Her blood settling in puddles on
our bathroom floor. She tells me "these are
how angels look." She can't tell when a body
is wounded from starving. My mother has
always fit in a size 3. Now, I watch as her
Stomach pushes past her chest like plastic
hangers bent from wet clothes. Hates the way
her skin laps over itself. No longer fitting into
my fathers desires. She tells me, she doesn't
know how it feels for him to tread his fingertips
down spreading stretch marks. She's sick of elastic
waist bands. Wishes the mirror captured the woman
who blended in the creases of bed sheets. The insides
of her thighs are bruised. Jeans swing in her closet
because they hang uneven. She doesn't know how
it feels for them to not brush past each other. "Kyndall
go to the gym with me, I'll pay you." Like I wouldn't do
it if she just asked. Her body hold yeild signs. Vulnerability
etches itself over her skin. I'm scared to ask if this outfit
makes me too big. My sister taunts me at dinner.
Says the youngest always ends up being the bigest.

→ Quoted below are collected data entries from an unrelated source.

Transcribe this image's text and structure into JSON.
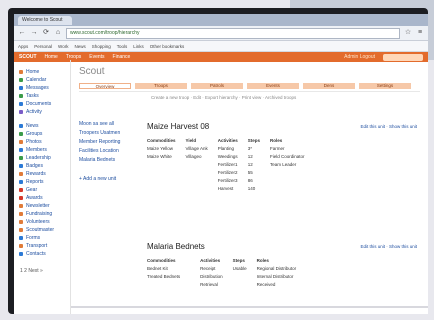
{
  "browser": {
    "tab_title": "Welcome to Scout",
    "url": "www.scout.com/troop/hierarchy",
    "bookmarks": [
      "Apps",
      "Personal",
      "Work",
      "News",
      "Shopping",
      "Tools",
      "Links",
      "Other bookmarks"
    ]
  },
  "appbar": {
    "brand": "SCOUT",
    "items": [
      "Home",
      "Troops",
      "Events",
      "Finance"
    ],
    "user": "Admin  Logout"
  },
  "sidebar": {
    "groups": [
      [
        {
          "label": "Home",
          "color": "#e07b39"
        },
        {
          "label": "Calendar",
          "color": "#3b9b4a"
        },
        {
          "label": "Messages",
          "color": "#2c7ad6"
        },
        {
          "label": "Tasks",
          "color": "#3b9b4a"
        },
        {
          "label": "Documents",
          "color": "#2c7ad6"
        },
        {
          "label": "Activity",
          "color": "#7a5cc7"
        }
      ],
      [
        {
          "label": "News",
          "color": "#2c7ad6"
        },
        {
          "label": "Groups",
          "color": "#3b9b4a"
        },
        {
          "label": "Photos",
          "color": "#e07b39"
        },
        {
          "label": "Members",
          "color": "#2c7ad6"
        },
        {
          "label": "Leadership",
          "color": "#3b9b4a"
        },
        {
          "label": "Badges",
          "color": "#2c7ad6"
        },
        {
          "label": "Rewards",
          "color": "#e07b39"
        },
        {
          "label": "Reports",
          "color": "#2c7ad6"
        },
        {
          "label": "Gear",
          "color": "#d6392c"
        },
        {
          "label": "Awards",
          "color": "#d6392c"
        },
        {
          "label": "Newsletter",
          "color": "#e07b39"
        },
        {
          "label": "Fundraising",
          "color": "#e07b39"
        },
        {
          "label": "Volunteers",
          "color": "#e07b39"
        },
        {
          "label": "Scoutmaster",
          "color": "#e07b39"
        },
        {
          "label": "Forms",
          "color": "#2c7ad6"
        },
        {
          "label": "Transport",
          "color": "#e07b39"
        },
        {
          "label": "Contacts",
          "color": "#2c7ad6"
        }
      ]
    ],
    "pager": "1  2  Next »"
  },
  "page": {
    "title": "Scout",
    "tabs": [
      "Overview",
      "Troops",
      "Patrols",
      "Events",
      "Dens",
      "Settings"
    ],
    "subnav": "Create a new troop  ·  Edit  ·  Export hierarchy  ·  Print view  ·  Archived troops"
  },
  "leftnav": {
    "items": [
      "Moon sa see all",
      "Troopers Usatmen",
      "Member Reporting",
      "Facilities Location",
      "Malaria Bednets"
    ],
    "new_category": "+ Add a new unit"
  },
  "troops": [
    {
      "name": "Maize Harvest 08",
      "links": "Edit this unit  ·  Show this unit",
      "columns": [
        {
          "rows": [
            "Commodities",
            "Maize Yellow",
            "Maize White"
          ]
        },
        {
          "rows": [
            "Yield",
            "Village Ank",
            "Villageo"
          ]
        },
        {
          "rows": [
            "Activities",
            "Planting",
            "Weedings",
            "Fertilizer1",
            "Fertilizer2",
            "Fertilizer3",
            "Harvest"
          ]
        },
        {
          "rows": [
            "Steps",
            "3*",
            "12",
            "12",
            "55",
            "86",
            "140"
          ]
        },
        {
          "rows": [
            "Roles",
            "Farmer",
            "Field Coordinator",
            "Team Leader"
          ]
        }
      ]
    },
    {
      "name": "Malaria Bednets",
      "links": "Edit this unit  ·  Show this unit",
      "columns": [
        {
          "rows": [
            "Commodities",
            "Bednet Kit",
            "Treated Bednets"
          ]
        },
        {
          "rows": [
            ""
          ]
        },
        {
          "rows": [
            "Activities",
            "Receipt",
            "Distribution",
            "Retrieval"
          ]
        },
        {
          "rows": [
            "Steps",
            "",
            "",
            "Usable"
          ]
        },
        {
          "rows": [
            "Roles",
            "Regional Distributor",
            "Internal Distributor",
            "Received"
          ]
        }
      ]
    }
  ]
}
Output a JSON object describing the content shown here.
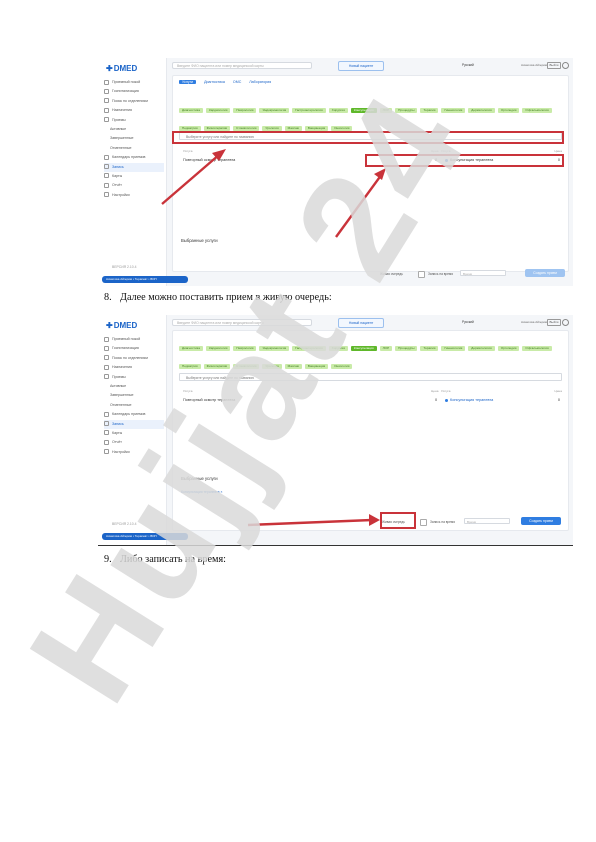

Jagging her fingers in my side, howling "you're the fattest,
just stop eating." I want to believe that beauty doesn't
always have to fit into a size 3. Yesterday, I stretched
a wire hanger so far it broke, like my mother did the day
she filled trash bags with clothes too tight for her thick
wooled body. I want to believe that God made me with motive.
Not wanting me heavy with pounds or skin sucked bone.
Wire hanger are not meant to bend and mothers are not
break. We all turn our body sideways in mirrors sometimes
but eventually, we have to face ourselves.